Drowsy driving is dangerous driving

By on Thursday, November 2nd, 2023 in More Top Stories Northeastern Oregon News

OREGON – There are many factors that contribute to automotive crashes, such as speed, road conditions, visibility, alcohol consumption, and driver distractions, among others. Driving while drowsy, especially when combined with other factors, can be exceptionally dangerous and deceptive in how quickly it can lead to an accident. As often repeated by the Oregon Department of Transportation (ODOT), “it only takes a second for it to hit you.”

For context, drowsy driving specifically refers to driving while physically tired or fatigued, such that a driver is at risk of significant distraction or even falling asleep. Unlike many other causes behind traffic accidents, the sheer scope of drowsy driving incidents is difficult to track due to the lack of tangible evidence left behind in the wake of an incident, especially those that turn fatal. Like most other forms of distracted or impaired driving, however, drowsy driving is entirely preventable, with the factors that feed into it being well understood.

According to the National Highway Transportation Safety Administration (NHTSA), drowsy driving related crashes:

  • Most frequently occur between midnight and 6:00 a.m. and in the afternoon when the body’s internal sleep regulation experiences dips.
  • Most commonly involves a single driver leaving the roadway at a high rate of speed with minimal signs of breaking.
  • Frequently occurs on rural roads and major highways.

For drivers and passengers, knowing the basic warning signs of drowsy driving can allow time to intervene and prevent a worst-case scenario. Common signs according to ODOT include:

  • Yawning or blinking frequently.
  • Difficulty remembering recent miles driven.
  • Missing an exit/turn.
  • Difficulty in maintaining a lane.
  • Hitting a rumble strip

If you experience any of these symptoms while driving, don’t hesitate to pull over and wrest or, if a passenger is with you, change drivers. Passengers likewise shouldn’t hesitate to intervene and ask their driver to stop should symptoms of drowsiness become apparent.

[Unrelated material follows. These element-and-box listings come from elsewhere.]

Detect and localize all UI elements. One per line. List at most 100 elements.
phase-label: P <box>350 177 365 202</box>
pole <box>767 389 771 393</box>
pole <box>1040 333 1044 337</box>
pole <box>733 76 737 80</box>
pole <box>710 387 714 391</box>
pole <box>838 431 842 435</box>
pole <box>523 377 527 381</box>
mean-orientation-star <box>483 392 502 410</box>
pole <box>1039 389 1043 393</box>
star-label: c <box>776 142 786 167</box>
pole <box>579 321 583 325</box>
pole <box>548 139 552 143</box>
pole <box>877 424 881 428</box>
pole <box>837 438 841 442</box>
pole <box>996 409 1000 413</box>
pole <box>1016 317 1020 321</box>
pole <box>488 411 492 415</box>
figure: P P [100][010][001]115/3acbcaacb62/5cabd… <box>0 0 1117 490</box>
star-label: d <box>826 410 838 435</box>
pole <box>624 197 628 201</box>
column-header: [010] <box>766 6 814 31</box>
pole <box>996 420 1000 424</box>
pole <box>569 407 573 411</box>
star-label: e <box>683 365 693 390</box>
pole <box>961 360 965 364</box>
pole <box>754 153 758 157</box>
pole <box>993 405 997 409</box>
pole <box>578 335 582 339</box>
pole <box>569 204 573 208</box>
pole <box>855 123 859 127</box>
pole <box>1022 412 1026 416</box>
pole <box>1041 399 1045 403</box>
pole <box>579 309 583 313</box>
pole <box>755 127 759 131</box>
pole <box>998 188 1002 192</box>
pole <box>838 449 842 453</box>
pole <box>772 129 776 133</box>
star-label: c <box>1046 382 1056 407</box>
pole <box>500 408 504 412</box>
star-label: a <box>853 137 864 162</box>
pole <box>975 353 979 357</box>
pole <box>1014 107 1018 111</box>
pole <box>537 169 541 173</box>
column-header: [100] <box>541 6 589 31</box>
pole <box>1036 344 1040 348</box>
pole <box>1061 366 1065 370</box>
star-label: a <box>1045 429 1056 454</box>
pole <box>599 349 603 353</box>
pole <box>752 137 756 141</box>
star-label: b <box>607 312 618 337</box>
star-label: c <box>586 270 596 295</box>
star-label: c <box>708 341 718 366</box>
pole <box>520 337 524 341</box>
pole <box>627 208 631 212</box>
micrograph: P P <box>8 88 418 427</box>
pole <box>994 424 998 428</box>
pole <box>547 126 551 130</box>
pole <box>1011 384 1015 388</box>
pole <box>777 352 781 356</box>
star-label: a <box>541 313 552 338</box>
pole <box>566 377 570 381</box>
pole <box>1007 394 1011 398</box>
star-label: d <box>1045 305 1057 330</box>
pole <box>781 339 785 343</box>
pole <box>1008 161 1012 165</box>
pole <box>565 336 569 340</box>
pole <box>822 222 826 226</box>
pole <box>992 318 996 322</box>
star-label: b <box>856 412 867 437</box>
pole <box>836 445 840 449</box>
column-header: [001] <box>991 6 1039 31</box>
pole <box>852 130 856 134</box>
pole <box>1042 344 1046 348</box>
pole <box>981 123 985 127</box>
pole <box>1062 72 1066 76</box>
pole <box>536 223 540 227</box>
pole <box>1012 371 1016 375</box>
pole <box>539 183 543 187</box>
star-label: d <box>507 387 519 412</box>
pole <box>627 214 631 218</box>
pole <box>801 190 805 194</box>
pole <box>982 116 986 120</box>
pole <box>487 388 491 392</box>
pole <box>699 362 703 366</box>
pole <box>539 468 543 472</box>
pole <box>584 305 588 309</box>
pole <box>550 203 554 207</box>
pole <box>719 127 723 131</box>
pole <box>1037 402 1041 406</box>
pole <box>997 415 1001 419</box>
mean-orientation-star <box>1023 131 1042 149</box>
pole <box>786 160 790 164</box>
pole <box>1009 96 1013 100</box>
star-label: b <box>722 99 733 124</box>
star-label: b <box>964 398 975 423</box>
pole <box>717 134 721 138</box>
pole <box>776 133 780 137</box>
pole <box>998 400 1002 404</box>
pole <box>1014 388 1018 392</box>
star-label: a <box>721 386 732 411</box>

If you are alone or are unable to pull over and wrest for any significant period, both ODOT and NHTSA recommend short 20-minute naps at a rest stop or well-lit area. This can help offset symptoms for a short time and prevent “micro sleeps,” defined by NHTSA as, “brief losses of consciousness that can last for four or five seconds.”

Coffee combined with short naps can provide enough energy for a driver to continue for a short time. That said, such measures should not be relied on and only used if no practical alternatives are available. Other stopgaps such as energy drinks, rolling down the window, or turning on the radio may not be enough to prevent micro sleeps or significant lane drift.

As drowsiness is largely dependent on sleep and energy, there are several simple solutions to avoid hitting a state of physical/mental fatigue when on the road. As further recommended by NHTSA:

  • Simply getting adequate sleep (especially for teenagers) can prevent drowsy states.
  • Avoid drinking any alcohol before driving. Even if under the legal limit, alcohol consumption can exaggerate drowsiness.
  • Check prescription and over-the-counter medications for symptoms/side effects of drowsiness or fatigue.
  • If possible, use public transport when on medications that may cause drowsiness.
  • Avoid driving during the prior mentioned sleepiness periods if possible.

Looking locally, the Oregon State Police recently responded to two separate drowsy driving incidents in Baker County. Both were non-fatal but demonstrate just how quickly a loss of consciousness and cohesion can occur and result in an accident. The first incident occurred on October 29 on I-84 eastbound near milepost 327. The OSP description of the incident reads:

“The driver of a white 2022 Subaru Forester fell asleep and exited the roadway by way of the right shoulder. The Subaru traveled approximately 100 yards on the right roadside and crashed through the ODOT fence. The passenger drove the Subaru back to the roadway. Approximately 40 feet of ODOT fence was damaged. No injuries were reported at the scene. The Subaru drove away from the scene.”

The second incident occurred on October 31 on Highway 245 and involved a pickup pulling a trailer departing the highway and striking an ODOT guardrail. In this case, the driver was later arrested on an unrelated court protection order, though the initial crash is still believed to have been caused by the driver falling asleep. The OSP description related to the cause of the incident and the subsequent damage is as follows:

“The cause of the crash was determined to be due to fatigue based on the driver’s statement he fell asleep and departed the highway to the right as he traveled northbound. The driver was cited for not having proof of insurance at the jail and warned for failing to maintain lane. The Trooper requested a non-preference tow to remove the vehicle combination and Superior Towing responded to tow the combination. The Trooper estimated 12-posts worth of guardrail was damaged during the crash event.”

Though these incidents were minor, lapses in attentiveness can happen suddenly and have disastrous consequences for the drivers, passengers, and pedestrians. Once again, “it only takes a second for it to hit you.”